同じ曲でも楽譜の版によって違いがあります。頭では理解しているつもりなのですが、ついつい複数の楽譜を比較して…まではせずに弾いてしまいます。

モーツァルトばかり練習しているので、たまには少し違うものも弾いてみたくなり、先日からショパンのノクターンを少し弾いています。

ちょうOp.9-2をレッスン中の生徒さんがいるので、まずそれから練習し始めています。
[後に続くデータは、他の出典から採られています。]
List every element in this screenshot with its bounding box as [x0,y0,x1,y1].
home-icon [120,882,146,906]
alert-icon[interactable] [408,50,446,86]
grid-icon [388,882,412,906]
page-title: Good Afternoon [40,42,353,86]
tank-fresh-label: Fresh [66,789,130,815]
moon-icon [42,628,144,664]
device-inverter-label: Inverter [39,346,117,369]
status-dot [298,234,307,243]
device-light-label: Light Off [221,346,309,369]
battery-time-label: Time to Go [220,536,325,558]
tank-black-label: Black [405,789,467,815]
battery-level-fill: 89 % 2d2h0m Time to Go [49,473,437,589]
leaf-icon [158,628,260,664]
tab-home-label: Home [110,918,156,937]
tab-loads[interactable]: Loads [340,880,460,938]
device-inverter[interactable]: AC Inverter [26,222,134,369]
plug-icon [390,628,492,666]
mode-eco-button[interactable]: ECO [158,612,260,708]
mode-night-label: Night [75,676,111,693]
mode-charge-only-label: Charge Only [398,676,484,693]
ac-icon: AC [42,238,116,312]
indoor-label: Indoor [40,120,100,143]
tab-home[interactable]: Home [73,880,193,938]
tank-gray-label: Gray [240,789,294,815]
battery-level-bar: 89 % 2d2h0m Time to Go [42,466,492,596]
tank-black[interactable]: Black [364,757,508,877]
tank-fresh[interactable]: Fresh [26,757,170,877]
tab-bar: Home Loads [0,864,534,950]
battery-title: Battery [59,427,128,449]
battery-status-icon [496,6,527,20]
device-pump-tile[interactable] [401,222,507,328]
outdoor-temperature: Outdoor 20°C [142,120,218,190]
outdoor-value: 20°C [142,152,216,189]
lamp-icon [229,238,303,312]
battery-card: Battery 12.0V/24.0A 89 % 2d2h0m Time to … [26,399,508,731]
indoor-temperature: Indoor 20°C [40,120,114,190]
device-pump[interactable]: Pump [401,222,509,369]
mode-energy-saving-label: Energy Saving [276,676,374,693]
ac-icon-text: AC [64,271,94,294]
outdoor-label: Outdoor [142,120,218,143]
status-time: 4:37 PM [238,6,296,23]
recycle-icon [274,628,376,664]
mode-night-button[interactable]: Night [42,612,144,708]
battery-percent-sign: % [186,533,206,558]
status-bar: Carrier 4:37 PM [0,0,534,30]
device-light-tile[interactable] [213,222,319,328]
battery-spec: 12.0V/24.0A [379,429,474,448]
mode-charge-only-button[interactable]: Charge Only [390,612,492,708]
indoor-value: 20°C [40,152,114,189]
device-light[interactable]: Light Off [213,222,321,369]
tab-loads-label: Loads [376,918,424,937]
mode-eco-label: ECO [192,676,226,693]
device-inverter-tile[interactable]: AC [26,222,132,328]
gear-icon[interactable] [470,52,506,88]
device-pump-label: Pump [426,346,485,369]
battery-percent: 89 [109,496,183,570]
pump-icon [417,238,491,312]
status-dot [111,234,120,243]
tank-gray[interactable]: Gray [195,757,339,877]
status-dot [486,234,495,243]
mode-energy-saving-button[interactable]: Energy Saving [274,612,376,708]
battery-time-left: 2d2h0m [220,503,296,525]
この曲は私も発表会や友人の結婚式などで何度も弾いたことがあり、頭に入れていたつもりだったのですが、それは全音版。今回パデレフスキ版を見ながら改めて弾いてみると、ところどころニュアンスが違って感じられる部分がありました。楽譜そのものはどうなっているのだろう、と比較してみました。
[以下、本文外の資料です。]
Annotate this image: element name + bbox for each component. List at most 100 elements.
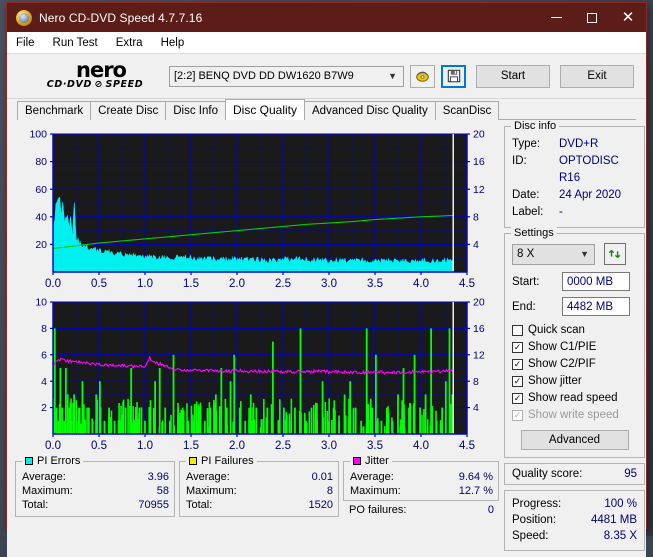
pi-errors-swatch [25, 457, 33, 465]
svg-text:1.0: 1.0 [137, 440, 153, 452]
quality-score-box: Quality score: 95 [504, 463, 645, 485]
quality-score-label: Quality score: [512, 468, 582, 480]
svg-text:6: 6 [41, 349, 47, 361]
progress-label: Progress: [512, 496, 561, 512]
svg-text:4.5: 4.5 [459, 440, 475, 452]
start-field-row: Start: 0000 MB [512, 272, 637, 291]
svg-text:2.5: 2.5 [275, 278, 291, 290]
title-bar: Nero CD-DVD Speed 4.7.7.16 ✕ [7, 3, 646, 32]
checkbox-checked-icon: ✓ [512, 359, 523, 370]
disc-info-label: Disc info [511, 120, 559, 132]
svg-text:40: 40 [35, 211, 47, 223]
floppy-save-icon[interactable] [441, 65, 466, 88]
disc-quality-panel: 20406080100481216200.00.51.01.52.02.53.0… [7, 120, 646, 557]
pi-errors-average-label: Average: [22, 470, 66, 484]
stats-row: PI Errors Average: 3.96 Maximum: 58 Tota… [15, 461, 499, 517]
pi-errors-total-value: 70955 [138, 498, 169, 512]
window-title: Nero CD-DVD Speed 4.7.7.16 [39, 11, 202, 25]
speed-select[interactable]: 8 X ▼ [512, 244, 595, 265]
start-button[interactable]: Start [476, 65, 550, 88]
menu-run-test[interactable]: Run Test [53, 35, 107, 51]
menu-help[interactable]: Help [161, 35, 194, 51]
pi-failures-average-value: 0.01 [312, 470, 333, 484]
svg-text:0.0: 0.0 [45, 440, 61, 452]
exit-button[interactable]: Exit [560, 65, 634, 88]
menu-extra[interactable]: Extra [116, 35, 152, 51]
checkbox-checked-icon: ✓ [512, 342, 523, 353]
menu-bar: File Run Test Extra Help [7, 32, 646, 54]
minimize-icon[interactable] [538, 3, 574, 32]
progress-value: 100 % [604, 496, 637, 512]
jitter-average-value: 9.64 % [459, 470, 493, 484]
svg-text:20: 20 [473, 297, 485, 309]
tab-disc-quality[interactable]: Disc Quality [225, 99, 305, 120]
speed-select-value: 8 X [517, 248, 534, 260]
po-failures-value: 0 [488, 503, 494, 517]
disc-id-value: OPTODISC R16 [559, 153, 637, 187]
table-row: Average: 3.96 [22, 470, 169, 484]
svg-text:1.0: 1.0 [137, 278, 153, 290]
nero-cd-dvd-speed-window: Nero CD-DVD Speed 4.7.7.16 ✕ File Run Te… [6, 2, 647, 529]
end-input[interactable]: 4482 MB [562, 297, 630, 316]
checkbox-checked-icon: ✓ [512, 376, 523, 387]
pi-failures-stats: PI Failures Average: 0.01 Maximum: 8 Tot… [179, 461, 339, 517]
disc-label-value: - [559, 204, 563, 221]
pif-jitter-chart: 246810481216200.00.51.01.52.02.53.03.54.… [15, 294, 499, 456]
pi-errors-average-value: 3.96 [148, 470, 169, 484]
checkbox-show-read-speed[interactable]: ✓ Show read speed [512, 390, 637, 407]
checkbox-show-write-speed-label: Show write speed [528, 407, 619, 424]
drive-select-value: [2:2] BENQ DVD DD DW1620 B7W9 [174, 70, 354, 82]
svg-text:4: 4 [41, 376, 47, 388]
drive-select[interactable]: [2:2] BENQ DVD DD DW1620 B7W9 ▼ [169, 66, 404, 87]
jitter-maximum-label: Maximum: [350, 484, 401, 498]
table-row: Maximum: 8 [186, 484, 333, 498]
checkbox-show-c1-pie[interactable]: ✓ Show C1/PIE [512, 339, 637, 356]
tab-benchmark[interactable]: Benchmark [17, 101, 91, 120]
disc-date-value: 24 Apr 2020 [559, 187, 621, 204]
svg-text:2.5: 2.5 [275, 440, 291, 452]
end-label: End: [512, 301, 562, 313]
checkbox-quick-scan-label: Quick scan [528, 322, 585, 339]
checkbox-show-jitter-label: Show jitter [528, 373, 582, 390]
disc-info-date-row: Date: 24 Apr 2020 [512, 187, 637, 204]
svg-text:60: 60 [35, 184, 47, 196]
checkbox-show-jitter[interactable]: ✓ Show jitter [512, 373, 637, 390]
pi-failures-total-value: 1520 [309, 498, 333, 512]
refresh-icon[interactable] [604, 243, 626, 265]
svg-text:20: 20 [35, 239, 47, 251]
charts-column: 20406080100481216200.00.51.01.52.02.53.0… [15, 126, 499, 551]
pi-errors-title: PI Errors [37, 455, 80, 467]
checkbox-quick-scan[interactable]: Quick scan [512, 322, 637, 339]
table-row: Total: 70955 [22, 498, 169, 512]
tab-advanced-disc-quality[interactable]: Advanced Disc Quality [304, 101, 436, 120]
advanced-button[interactable]: Advanced [521, 430, 629, 450]
jitter-stats: Jitter Average: 9.64 % Maximum: 12.7 % [343, 461, 499, 501]
pi-errors-maximum-label: Maximum: [22, 484, 73, 498]
eject-disc-icon[interactable] [410, 65, 435, 88]
pi-failures-swatch [189, 457, 197, 465]
menu-file[interactable]: File [16, 35, 44, 51]
close-icon[interactable]: ✕ [610, 3, 646, 32]
tab-disc-info[interactable]: Disc Info [165, 101, 226, 120]
speed-row: 8 X ▼ [512, 243, 637, 265]
svg-text:10: 10 [35, 297, 47, 309]
svg-text:80: 80 [35, 156, 47, 168]
pi-errors-legend: PI Errors [22, 455, 83, 467]
tab-scandisc[interactable]: ScanDisc [435, 101, 500, 120]
start-input[interactable]: 0000 MB [562, 272, 630, 291]
pi-failures-maximum-value: 8 [327, 484, 333, 498]
checkbox-show-write-speed: ✓ Show write speed [512, 407, 637, 424]
maximize-icon[interactable] [574, 3, 610, 32]
nero-logo-subtitle: CD·DVD ⊘ SPEED [25, 79, 165, 90]
jitter-swatch [353, 457, 361, 465]
tab-create-disc[interactable]: Create Disc [90, 101, 166, 120]
svg-text:2: 2 [41, 402, 47, 414]
checkbox-show-c2-pif[interactable]: ✓ Show C2/PIF [512, 356, 637, 373]
pi-errors-stats: PI Errors Average: 3.96 Maximum: 58 Tota… [15, 461, 175, 517]
checkbox-checked-disabled-icon: ✓ [512, 410, 523, 421]
svg-text:12: 12 [473, 184, 485, 196]
svg-text:0.0: 0.0 [45, 278, 61, 290]
svg-text:16: 16 [473, 323, 485, 335]
nero-logo-word: nero [25, 62, 165, 79]
disc-info-group: Disc info Type: DVD+R ID: OPTODISC R16 D… [504, 126, 645, 228]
残念ながら、自分の思い込みによる間違いがいくつかありました。クレッシェンドのタイミングなど、細かい部分で思い込みがあったのです。やはり常に楽譜に戻ることが重要だという自分自身の大きな反省点です。

もう一点は楽譜そのものに実際に違いがありました。アクセントの位置がところどころで異なっています。これは何ヶ所もありました。
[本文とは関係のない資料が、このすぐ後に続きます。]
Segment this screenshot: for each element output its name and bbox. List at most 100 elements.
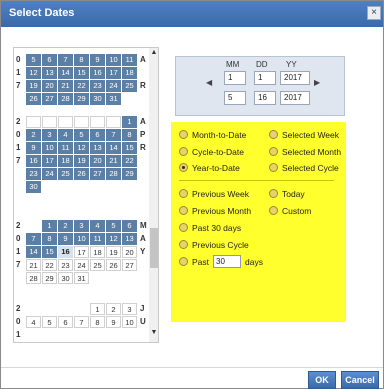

それから11小節目。この11小節目から12小節目にかけての音型は、この曲の中で2回でてきますが、全音版は11小節目後半にだんだん弱くという記号が入っています。パデレフスキ版は11小節目にはなく、同じ音型が19小節目にはついています。

32小節目のオクターブの部分。ここが全音版ではCes(ド♭)からB(シ♭)になるところにかけて、段々弱くするように書いてあるのですが、パデレフスキ版ではその記号がありません。

これでは、ニュアンスが違って感じられるのも当然ですね。

全音版の新しいショパンピアノアルバムの前書きには、ペータース社版をもとにしていること、それから「これらの版を参考として比較、研究しながら学習していくことをすすめたい。」という文が入っています。

当然のことではありますが、やはり、1つの楽譜を絶対的なものと考えるのではなく、比較・研究しながら自分自身でよく考えていこうと改めて思ったノクターンでした。